In the past 2 decades, Vancouver has become one of the top dining destinations in the world, bursting with an incredible variety of cuisines and making an international name for itself with its audacious and adventuresome Pacific Northwest cooking. The food mantra here is "buy locally, eat seasonally," a philosophy that lets chefs support local farmers and fishermen, and take full advantage of bountiful local organic produce, game, and seafood. Victoria has an even stronger farm-to-fork ethos and, as an island, the collaboration between chef and supplier adds a creative dimension to the eating experience.

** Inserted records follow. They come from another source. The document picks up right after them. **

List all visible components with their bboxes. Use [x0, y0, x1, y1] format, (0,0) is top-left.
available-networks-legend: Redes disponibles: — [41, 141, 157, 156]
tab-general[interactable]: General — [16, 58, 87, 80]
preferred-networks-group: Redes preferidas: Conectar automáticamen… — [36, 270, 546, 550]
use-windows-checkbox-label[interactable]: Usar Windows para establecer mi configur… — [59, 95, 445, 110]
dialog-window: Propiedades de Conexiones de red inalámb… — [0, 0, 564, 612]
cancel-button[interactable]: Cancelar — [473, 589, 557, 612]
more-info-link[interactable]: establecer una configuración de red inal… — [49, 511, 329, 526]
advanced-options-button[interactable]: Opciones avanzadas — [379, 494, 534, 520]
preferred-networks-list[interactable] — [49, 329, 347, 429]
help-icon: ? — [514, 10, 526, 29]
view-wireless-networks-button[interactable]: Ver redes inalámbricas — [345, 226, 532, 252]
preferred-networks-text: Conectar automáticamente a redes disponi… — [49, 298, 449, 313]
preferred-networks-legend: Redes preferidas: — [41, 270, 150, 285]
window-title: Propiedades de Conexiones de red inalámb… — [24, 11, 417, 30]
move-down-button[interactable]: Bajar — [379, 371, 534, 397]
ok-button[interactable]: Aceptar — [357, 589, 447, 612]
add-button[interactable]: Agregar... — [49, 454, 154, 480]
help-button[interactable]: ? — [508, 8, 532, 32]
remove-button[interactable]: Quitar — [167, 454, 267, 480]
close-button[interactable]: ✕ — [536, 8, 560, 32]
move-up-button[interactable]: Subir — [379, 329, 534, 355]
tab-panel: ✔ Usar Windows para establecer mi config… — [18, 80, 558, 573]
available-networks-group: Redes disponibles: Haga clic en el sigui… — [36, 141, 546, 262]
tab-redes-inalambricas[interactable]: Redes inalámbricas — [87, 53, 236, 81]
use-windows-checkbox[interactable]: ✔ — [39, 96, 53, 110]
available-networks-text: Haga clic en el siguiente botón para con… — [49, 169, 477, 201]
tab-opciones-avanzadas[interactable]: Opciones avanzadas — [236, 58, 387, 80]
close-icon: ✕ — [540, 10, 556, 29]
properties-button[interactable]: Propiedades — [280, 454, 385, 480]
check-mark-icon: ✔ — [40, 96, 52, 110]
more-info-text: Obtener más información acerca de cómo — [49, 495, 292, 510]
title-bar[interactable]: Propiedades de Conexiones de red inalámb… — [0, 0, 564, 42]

This part of the world has always been known for the bounty of its land, rivers, and sea. The First Nations tribes of the Pacific Northwest were among the richest in the world, thanks to the abundance and seasonal variety of their food, which included year-round fish, game, berries, and wild edible plants. During the tribal feast and gift-giving celebration known as potlatch, the natural wealth of the coastal rainforest, and its rivers and coastlines, was fully evident. You'll still find one of the most popular potlatch dishes -- alderwood-smoked salmon -- on menus in Vancouver and Victoria.
As you might expect, salmon and shellfish became dietary staples for the new immigrants arriving from England, Scotland, and Europe. An enormous salmon cannery (it's now a national historic landmark) in Steveston, on the Fraser River, packaged and exported millions of tons of sockeye -- until the stocks dwindled and the industry collapsed in the 1970s.
The first European settlers were not known for inventive cooking. Victoria, in particular, took its culinary cues from England, and a large German population in Vancouver spawned so many delicatessens that Robson Street was formerly nicknamed Robsonstrasse. Up until the 1980s, restaurants in Vancouver and Victoria relied on the fried and true, serving fish, seafood, and area produce, but without the flair and imagination that rules the dining scene today.
What changed it all? A generation of young, creative, ambitious BC and Canadian chefs who trained in Europe and came back to experiment with the riches at home. That and a rising number of ethnic restaurants -- at first mostly Chinese and Japanese, but today encompassing just about every cuisine you can think of. It wasn't long before chefs started crossing culinary lines and borrowing influences (and spices) from Asian and Indian cooking. Fusion is big. So are Italian (Vancouver has several excellent Italian restaurants), French, sushi, and dim sum. Add to this, the region's craft beer culture (Victoria's brewpubs are numerous and classy), and you have a plethora of tasting opportunities and pairings -- usually you just have to ask and presto, you'll be in for a treat whether with hand-made chocolates, charcuterie, or multiple tapas!
Diane Bernard is known the world over as “The Seaweed Lady.” Since the late 1990s, she’s been harvesting the succulent wild marine plants that grow in the waters off her hometown of Sooke, about a 30-minute drive west of Victoria. She eats them, cooks them, sells them to fancy restaurants, and teaches others about their culinary and health benefits. In 2001, she launched Seaflora, a high-end line of spa products based on the healing power of seaweed, which you can try at some of the best spas on the Island. It’s organic, sustainable, anti-aging, and perfectly beautiful. For info, visit www.sea-flora.com.
Meanwhile, Andrew Shepherd had been working as a chef for a decade when he became intrigued by the idea of sea salt. As in, why were people harvesting it in France and England, and not from the pristine waters of the Salish Sea? And so he set about gathering buckets of water off the coast from the Cowichan Valley, where he lives, boiling it down, and harvesting the briny essence of the ocean itself. In 2010, he created the Vancouver Island Salt Co., which sells a variety of flavor-infused sea salts (blue cheese, smoked paprika, balsamic vinegar) as well as a delicate fleur de sel. His products are available at a variety of retailers, including the Victoria Public Market. For more info, visit www.visaltco.com.
Uncorking BC Wines
Be sure to try a British Columbian wine with your meal. BC wines are now winning international acclaim and rival vintages from California, Australia, France, and Germany. The big wine-producing areas are in the Okanagan Valley (in southern BC's dry interior) and on southern Vancouver Island (the Cowichan Valley). Some of these wines are truly wonderful, but you won't find them outside of Canada (and sometimes not outside of Vancouver). They're not produced in large enough quantities to export, and the restaurants usually snap up what's available.